COLUMBUS, Ohio (WCMH) — With just less than a week left until the August special election, campaigns for and against Issue 1 are spending millions of dollars on televised advertisements to grab voters’ attention before they cast their ballots.

NBC4 Investigates continues to fact-check those ads.

Ohioans will decide on Aug. 8 whether to make it more difficult for citizens to amend the Constitution. If passed, Issue 1 would require all future citizen-initiated amendments to win at least 60% of the vote to pass instead of the simple majority currently needed.

To get an initiative on the ballot, groups would have to collect signatures from 5% of registered voters in all 88 Ohio counties, an increase from the current 44-county requirement. An existing 10-day curing period for groups who did not gather enough valid signatures would be eliminated.
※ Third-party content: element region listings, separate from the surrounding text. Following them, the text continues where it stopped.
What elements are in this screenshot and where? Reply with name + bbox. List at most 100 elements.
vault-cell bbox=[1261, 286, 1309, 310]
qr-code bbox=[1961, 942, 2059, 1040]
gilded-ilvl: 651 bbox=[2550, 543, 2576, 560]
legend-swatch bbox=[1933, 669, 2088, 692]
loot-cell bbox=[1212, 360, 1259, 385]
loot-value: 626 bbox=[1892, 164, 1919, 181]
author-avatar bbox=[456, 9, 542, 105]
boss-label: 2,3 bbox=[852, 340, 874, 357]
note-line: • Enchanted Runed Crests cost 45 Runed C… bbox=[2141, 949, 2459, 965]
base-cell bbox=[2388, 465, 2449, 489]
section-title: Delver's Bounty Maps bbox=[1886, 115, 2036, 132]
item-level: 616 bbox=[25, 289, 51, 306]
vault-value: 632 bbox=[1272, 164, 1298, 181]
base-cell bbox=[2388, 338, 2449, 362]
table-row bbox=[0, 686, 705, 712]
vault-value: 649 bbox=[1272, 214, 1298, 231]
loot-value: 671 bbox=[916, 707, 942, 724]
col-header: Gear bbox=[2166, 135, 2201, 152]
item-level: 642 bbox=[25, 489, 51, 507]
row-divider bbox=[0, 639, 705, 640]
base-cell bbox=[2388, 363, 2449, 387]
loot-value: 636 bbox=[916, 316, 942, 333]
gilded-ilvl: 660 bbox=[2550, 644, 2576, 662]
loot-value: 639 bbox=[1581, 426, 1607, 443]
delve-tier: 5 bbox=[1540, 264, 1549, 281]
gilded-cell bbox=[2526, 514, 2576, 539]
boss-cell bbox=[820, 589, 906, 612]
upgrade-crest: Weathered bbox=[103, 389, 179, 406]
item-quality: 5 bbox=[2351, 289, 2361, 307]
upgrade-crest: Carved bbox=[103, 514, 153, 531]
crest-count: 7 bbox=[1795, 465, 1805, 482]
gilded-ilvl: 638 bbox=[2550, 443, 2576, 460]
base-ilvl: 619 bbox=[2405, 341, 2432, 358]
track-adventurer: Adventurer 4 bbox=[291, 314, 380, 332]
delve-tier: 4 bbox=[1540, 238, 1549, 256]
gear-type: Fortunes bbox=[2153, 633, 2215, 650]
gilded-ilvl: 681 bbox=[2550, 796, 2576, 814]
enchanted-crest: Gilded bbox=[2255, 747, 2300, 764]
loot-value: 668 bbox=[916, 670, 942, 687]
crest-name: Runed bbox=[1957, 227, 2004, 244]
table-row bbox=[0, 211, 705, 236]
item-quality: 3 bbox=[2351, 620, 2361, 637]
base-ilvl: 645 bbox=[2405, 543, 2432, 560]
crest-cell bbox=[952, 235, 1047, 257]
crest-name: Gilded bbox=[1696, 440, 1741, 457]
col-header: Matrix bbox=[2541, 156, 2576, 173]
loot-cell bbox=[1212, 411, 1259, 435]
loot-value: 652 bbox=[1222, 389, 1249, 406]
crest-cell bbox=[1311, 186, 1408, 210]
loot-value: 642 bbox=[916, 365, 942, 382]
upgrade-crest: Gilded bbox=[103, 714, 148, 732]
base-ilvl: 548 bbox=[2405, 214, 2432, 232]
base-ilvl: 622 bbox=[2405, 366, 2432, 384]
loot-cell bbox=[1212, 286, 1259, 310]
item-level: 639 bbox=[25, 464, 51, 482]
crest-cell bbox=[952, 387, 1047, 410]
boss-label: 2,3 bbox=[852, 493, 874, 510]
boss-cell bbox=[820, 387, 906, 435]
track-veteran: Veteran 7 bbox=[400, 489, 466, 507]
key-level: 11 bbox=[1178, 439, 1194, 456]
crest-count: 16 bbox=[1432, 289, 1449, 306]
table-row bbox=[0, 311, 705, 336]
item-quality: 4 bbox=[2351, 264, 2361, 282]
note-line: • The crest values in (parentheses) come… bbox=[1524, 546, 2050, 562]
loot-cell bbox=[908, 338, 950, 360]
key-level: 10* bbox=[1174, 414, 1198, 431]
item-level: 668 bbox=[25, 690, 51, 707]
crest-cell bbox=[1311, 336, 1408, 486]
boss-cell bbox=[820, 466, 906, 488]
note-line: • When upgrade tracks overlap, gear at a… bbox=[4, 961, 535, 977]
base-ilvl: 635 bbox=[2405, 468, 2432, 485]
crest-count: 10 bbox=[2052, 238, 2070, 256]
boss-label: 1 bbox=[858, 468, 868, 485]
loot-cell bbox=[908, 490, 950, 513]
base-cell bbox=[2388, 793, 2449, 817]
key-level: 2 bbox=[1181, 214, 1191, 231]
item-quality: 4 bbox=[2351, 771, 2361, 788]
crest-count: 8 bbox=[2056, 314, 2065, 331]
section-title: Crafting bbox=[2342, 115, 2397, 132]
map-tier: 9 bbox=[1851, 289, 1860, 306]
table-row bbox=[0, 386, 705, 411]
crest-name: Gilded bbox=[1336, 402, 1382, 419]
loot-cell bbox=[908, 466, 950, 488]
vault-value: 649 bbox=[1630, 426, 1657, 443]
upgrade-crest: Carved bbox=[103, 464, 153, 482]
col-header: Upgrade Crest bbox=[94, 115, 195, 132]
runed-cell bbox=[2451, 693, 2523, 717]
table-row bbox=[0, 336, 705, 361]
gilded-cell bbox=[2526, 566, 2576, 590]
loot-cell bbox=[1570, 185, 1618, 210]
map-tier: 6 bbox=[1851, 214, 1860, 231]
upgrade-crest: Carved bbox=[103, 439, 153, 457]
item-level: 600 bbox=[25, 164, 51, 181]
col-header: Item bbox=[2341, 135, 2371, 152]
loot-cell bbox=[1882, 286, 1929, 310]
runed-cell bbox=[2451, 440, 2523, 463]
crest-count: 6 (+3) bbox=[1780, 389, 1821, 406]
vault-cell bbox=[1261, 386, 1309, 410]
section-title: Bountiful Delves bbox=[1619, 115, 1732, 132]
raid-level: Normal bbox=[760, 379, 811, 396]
Protect Our Constitution is the group formed in support of Issue 1. In a commercial that began airing the week of July 23, the group appeals to the nation’s founding.

“Our founders developed the best governing document in human history: the U.S Constitution,” a narrator says. “They knew to set the minimum threshold for changes at 66%. Our constitution allows special interests to amend it with just a 50% vote.”

Dan Kobil, a professor of constitutional law at Capital University’s law school, said the claim is “premised on a combination of bad civics and bad math.”

A constitutional amendment in Ohio currently requires a simple majority vote from citizens to pass.

Citizens do not vote to amend the U.S. Constitution. Rather, an amendment can be proposed by 66% of both chambers of Congress or by 66% of state legislatures. Then, the proposed amendment must be ratified by 75% of the states — again, in the legislature.

“It’s not just a supermajority. It’s a super-duper majority,” Kobil said. “So their premise that this 60% limit is close to what the founders had is inaccurate.”

On the other side of Issue 1, One Person One Vote is the group opposed to making it harder to amend Ohio’s constitution.

“Special interests spend millions lobbying corrupt politicians to call a special election this August,” a narrator says in their ad, over the sound of chirping crickets. “Why? Because they’re trying to sneak something through, hoping you won’t vote.”

The main example of what this group calls “special interests” — referenced throughout their campaign — is Richard Uihlein. The billionaire from Illinois donated to Republican lawmakers who voted in favor of an August special election, and recent financial disclosures show Uihlein also gave $4 million to Protect Our Constitution.

In fact, the majority of both sides’ funding comes from out-of-state sources, according to recently released financial reports.

The “vote no” ad also implies that supporters of Issue 1 are banking on low turnout in an August election.

That claim appears to be based on data kept by the Secretary of State, showing 638,708 ballots cast in an August 2022 special election, amounting to a roughly 8% turnout.

As early and absentee voting is underway in the upcoming special election, the Secretary of State’s data shows that as of July 31, 405,692 Ohioans voted.

When asked of his previous opposition to August special elections during an NBC4 debate, Secretary of State Frank LaRose, a prominent backer of Issue 1, said “a constitutional amendment is not flying below the radar, and that’s a good thing. We’re seeing large turnout and that makes us happy. It’s a great thing that Ohioans are aware of this and have the ample opportunity to participate.”